BÖLÜM - 32

18 1 0
                                    

Vefasız feryatlarım vardı, kimsenin duymadığı, kimsenin kullak asmadığı.
İçimde yangınlar vardı, ardında kalan külleri.
Her sabah uyanan gözlerimin yorgunluğunda akan, bedenimin iliklerime kadar hissetirdiği yorgunluğu vardı.
Bedenimin üzerine bir bidon benzili boce edip, çizgi çizgi yollara sürdüğü benzili ateşledi. Asla ateşlemez dedim her bir kimse...
Ardında, kalan küllerim vardı. Küllerimi vasiyet bıraktım beni benden edenlere, ardım da kalırsa şahet küllerim. Küllerimi toplayıp, denizin en mavisine salsın diye ufak bir vasiyet bıraktım. En azından ardımda kalan küllerimle beraber, denizin mavisine kavuşurdu küllerim. Bedenimden geriye bir eser kalmayacaktı, ne varsa küllerimde olacaktı, küllerimse denizlerin o mavisin de olacaktı.
Bir odunun yanışına şahit olmuşuzdur elbette, yanan bir odundan sonra geriye sadece küllerin kaldığını da iyi biliyorsunuz.
Bir odunun ardında kalan külleri gibiydi, benim inancım da karşımda yandı, adında ise sadece külleri vardı.
Kendi ellerimle topladım inancından kalan külleri, inançlarımı ise denizin mavisine gömdüm. En azından denizin mavisi kırmazdı onları, en azından denizin mavisi saklardı, mavilerinin içine...
Bedenimin yanışına alışkanlığım oldu da, hisslerimin, seni safça seven kalbimin yanışından kalan küllerdeki yorgunluğu denizin mavisine bırakmaya alışık değildim.
Hafif elim titredi, yanmış arında ise kalan küllerinde'de seni taşıyan, külleri denizin mavisine sallarken titredi ellerim.
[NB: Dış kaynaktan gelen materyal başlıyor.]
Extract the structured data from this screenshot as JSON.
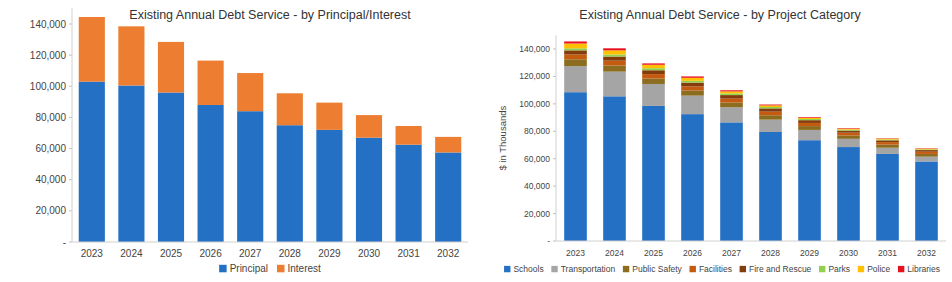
{
  "chart_data": [
    {
      "type": "bar",
      "title": "Existing Annual Debt Service - by Principal/Interest",
      "stacked": true,
      "grid": false,
      "legend": "bottom",
      "categories": [
        "2023",
        "2024",
        "2025",
        "2026",
        "2027",
        "2028",
        "2029",
        "2030",
        "2031",
        "2032"
      ],
      "series": [
        {
          "name": "Principal",
          "color": "#2470c4",
          "values": [
            103000,
            100500,
            96000,
            88000,
            84000,
            75000,
            72000,
            67000,
            62500,
            57500
          ]
        },
        {
          "name": "Interest",
          "color": "#ed7d31",
          "values": [
            41500,
            38000,
            32500,
            28500,
            24500,
            20500,
            17500,
            14500,
            12000,
            10000
          ]
        }
      ],
      "ylim": [
        0,
        150000
      ],
      "yticks": [
        {
          "value": 0,
          "label": "-"
        },
        {
          "value": 20000,
          "label": "20,000"
        },
        {
          "value": 40000,
          "label": "40,000"
        },
        {
          "value": 60000,
          "label": "60,000"
        },
        {
          "value": 80000,
          "label": "80,000"
        },
        {
          "value": 100000,
          "label": "100,000"
        },
        {
          "value": 120000,
          "label": "120,000"
        },
        {
          "value": 140000,
          "label": "140,000"
        }
      ]
    },
    {
      "type": "bar",
      "title": "Existing Annual Debt Service - by Project Category",
      "y_label": "$ in Thousands",
      "stacked": true,
      "grid": false,
      "legend": "bottom",
      "categories": [
        "2023",
        "2024",
        "2025",
        "2026",
        "2027",
        "2028",
        "2029",
        "2030",
        "2031",
        "2032"
      ],
      "series": [
        {
          "name": "Schools",
          "color": "#2470c4",
          "values": [
            108500,
            105500,
            98500,
            92500,
            86500,
            79500,
            73500,
            68500,
            63500,
            58000
          ]
        },
        {
          "name": "Transportation",
          "color": "#a5a5a5",
          "values": [
            19000,
            18000,
            16000,
            13500,
            11000,
            9000,
            7500,
            6000,
            4500,
            3500
          ]
        },
        {
          "name": "Public Safety",
          "color": "#8c6d1f",
          "values": [
            5000,
            4500,
            4000,
            3800,
            3500,
            3200,
            2800,
            2500,
            2300,
            2000
          ]
        },
        {
          "name": "Facilities",
          "color": "#c55a11",
          "values": [
            3500,
            3500,
            3200,
            3000,
            2800,
            2600,
            2300,
            2000,
            1800,
            1600
          ]
        },
        {
          "name": "Fire and Rescue",
          "color": "#843c0c",
          "values": [
            3000,
            3000,
            2800,
            2700,
            2600,
            2400,
            2000,
            1500,
            1300,
            1200
          ]
        },
        {
          "name": "Parks",
          "color": "#92d050",
          "values": [
            1500,
            1500,
            1500,
            1300,
            1200,
            1000,
            900,
            700,
            600,
            500
          ]
        },
        {
          "name": "Police",
          "color": "#ffc000",
          "values": [
            3500,
            3000,
            2500,
            2200,
            1500,
            1200,
            900,
            700,
            600,
            500
          ]
        },
        {
          "name": "Libraries",
          "color": "#e8101e",
          "values": [
            1500,
            1500,
            1000,
            1000,
            800,
            600,
            500,
            400,
            300,
            300
          ]
        }
      ],
      "ylim": [
        0,
        150000
      ],
      "yticks": [
        {
          "value": 0,
          "label": "-"
        },
        {
          "value": 20000,
          "label": "20,000"
        },
        {
          "value": 40000,
          "label": "40,000"
        },
        {
          "value": 60000,
          "label": "60,000"
        },
        {
          "value": 80000,
          "label": "80,000"
        },
        {
          "value": 100000,
          "label": "100,000"
        },
        {
          "value": 120000,
          "label": "120,000"
        },
        {
          "value": 140000,
          "label": "140,000"
        }
      ]
    }
  ]
}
Sızladı küllerin arasında kalan kalbim, sızladı küllerin arasında kalan hisslerim, sızladı susmak bilmeyen hisslerim...
Ateşin güzelliğini geceleri daha fazla fark ediyoruz, diye denildi. Geceleri ateş yanar yanan ateşin etrafına ateşi körükleyenler toplanır.
Ateşi körükleyenler, ateş daha fazla yansın diye biraz daha odun atarlarken.
Bir yandan ateşi körükleyenler onlara eşlik ediyor.
Bizimki de o misal, içimizde bir yangını ateşlediler, kimisi yanan ateş daha fazla yansın diye odun toplarken, kimisi ise odunlar daha fazla yansın diye odunları körükledi.
Tabi bunları gece yapıp, günün aydınlığında ise ardında sadece yanmış duyguların, hisslerin ve hiç olmadığı kadar çok güvenen bir kalbin küllerini bırakıyorlar.
Hani zaten kime güven tazelediysek, güvenimizi yakıp, arında ise sadece küllerini bırakmadılar mı?
Bu yaşayan bedenimiz ölü bir ruhun, yanmış duygularının, arında kalan küllerini taşıyor.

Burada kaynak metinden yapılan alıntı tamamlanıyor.